Makna Husnul Khuluq Menurut Imam Ghozali

PERCIK.ID- Kanjeng Nabi Muhammad saw. Dawuhan,

عَنْ أَبِي هُرَيْرَةَعَنْ النَّبِيِّ صَلَّى اللَّهُ عَلَيْهِ وَسَلَّمَ قَالَ الْمُسْلِمُ مَنْ سَلِمَ النَّاسُ مِنْ لِسَانِهِ وَيَدِهِ وَالْمُؤْمِنُ مَنْ آمَنَهُ النَّاسُ عَلَى دِمَائِهِمْ وَأَمْوَالِهِمْ

Dari sahabat Abu Huroiroh r.hu. dari Nabi saw, beliau bersabda: “Seorang muslim adalah ketika manusia selamat dari lisan dan tangannya dan seorang mukmin adalah ketika manusia merasa aman darinya atas darah dan hartanya.”

Kita mungkin juga sering mendengar, “Jika dicubit terasa sakit, maka jangan menyubit orang lain. Jika tidak suka keburukan kita diketahui orang lain, maka jangan mengumbar dan membicarakan aib orang lain. Jika dibentak hati terasa sakit, ya jangan membentak orang lain.” Dan seterusnya.
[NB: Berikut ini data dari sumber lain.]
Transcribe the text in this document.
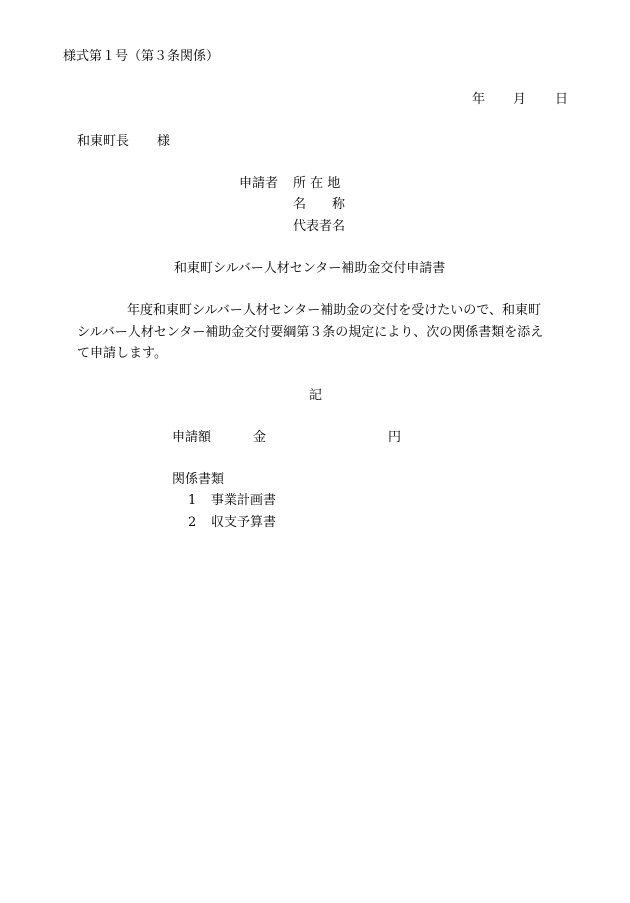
様式第１号（第３条関係）
年 月 日
和東町長 様
申請者 所 在 地
名　　称
代表者名
和東町シルバー人材センター補助金交付申請書
年度和東町シルバー人材センター補助金の交付を受けたいので、和東町
シルバー人材センター補助金交付要綱第３条の規定により、次の関係書類を添え
て申請します。
記
申請額	金	円
関係書類
1 事業計画書
2 収支予算書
 Jika si fulan dapat mencegah lisannya dari membicarakan aib keburukan orang lain, berarti ia telah berbuat satu kebaikan dalam islam, yakni telah menyumbang citra baik sebagai seorang muslim. Dan memang demikianlah seharusnya seseorang  bersikap terhadap sesamanya.

Karenanya seseorang yang membuang sampah pada tempatnya. Menyapa teman handai tolan ketika bertemu. Menjalin silaturrahmi kepada saudara yang baik kepada kita. Itu semua perbuatan baik namun belum bisa disebut “husnul khuluq” atau berbudi pekerti luhur. Karena memang begitulah seharusnya hidup bermasyarakat.

Imam al-Ghozali di dalam kitab Ihya’ Ulumuddin mengatakan.

لَيْسَ حُسْنُ الْخُلُقْ كَفَّ الْأَذَى بَلْ إِحْتِمَالُ الْأَذَى

Tidak disebut khusnul khuluq ketika tidak menyakiti. Akan tetapi [yang disebut husnul khuluq itu] sabar menanggung derita ketika disakiti.”

 

Khusnul khuluq itu bukan sebab tidak membicarakan aib orang lain. Akan tetapi ketika kamu dirasani, dibuli, dan diperlakuan buruk oleh orang lain. Tidak marah dan mampu memberi maaf.

Khusnul khuluq itu bukan ketika membuang sampah pada tepatnya. Karena memang begitulah seharusnya. Namun ketika rumahmu dibuangi tahi kamu tidak marah, tapi justru mendoakan kebaikan untuk yang membuang di rumahmu.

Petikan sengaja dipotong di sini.